A Performance bond (Also known as a contract bond) is commonly used in construction (not exclusively) as a way of satisfying the beneficiary  that the contractor and any of their sub-contractors will fulfill their contractual obligations to the Obligee. This is a tripartite agreement. The parties are,

  1. The Principal, the party who has to get a bond
  2. The Obligee, the party who wants the bond or guarantee
  3. The Surety, the underwriter who issues the bond and goes guarantor for The Principal.

Performance bonds are mandatory for government and local autority projects. In the private sector, they are used quite alot and are becoming more and more prevalient in Ireland every year. There are two types of performance bonds, Conditional which is by far the majority and On-Demand Performance bonds. On-Demand bonds differ in that they will have to be paid immediately to the Employer(Obligee) once they are called.

Why would a surety go guarantor or underwrite these risks?

The surety will do so based on the client’s (The Principal) Bonding Capacity. Bonding capacity involves,

  1. Financial strenght of the company
  2. Financial Reporting
  3. Cash Flow
  4. Management team strenght.

In addition, to satisfying themselves that The Principal’s Bonding capacity is good enough to proceed, The Surety will require a Counter Indemnity legal document officiated over and agreed upon by The Principal.

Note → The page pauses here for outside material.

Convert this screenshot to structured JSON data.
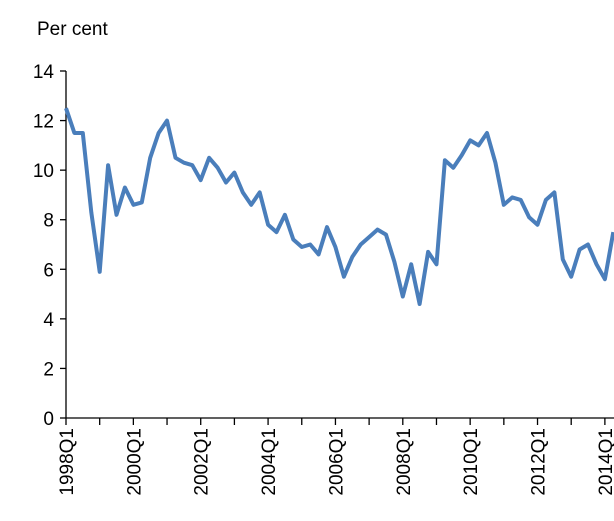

Drilling down into the nuances, if the bond is called(meaning the Obligee asks for the bond to be paid), The Surety will then use their experienced team to promptly investigate the case (this is good for The Principal as they won’t just pay out they will make sure the Bonds terms have indeed been breached before doing so). Once The Surety has satisfied themselves that the Bond must be paid they will do so as soon as possible (this is great from a Obligee point of view, as they are legally guaranteed to be compensated by a objective party whom can pay straight away). Now that the bond has been paid, the Surety is out of pocket…No, remember that The Principal signed a Counter Indemnity document idemnifying (apart from a catasrophic financial failure by The Principal, the Surety will be able to reclaim, all funds paid out to the value of the bond), thereby mitagating almost all the risk.

The 3 parties entering into a Bond should all have the aim that it will never be called. The surety makes their money by facilitating The Principal’s ongoing free cash flow, not to ultimately pay a bond if you The Principal defaults or breaches the Bond terms. From the above explination one can see that all parties stand to gain from a clearly defined bond.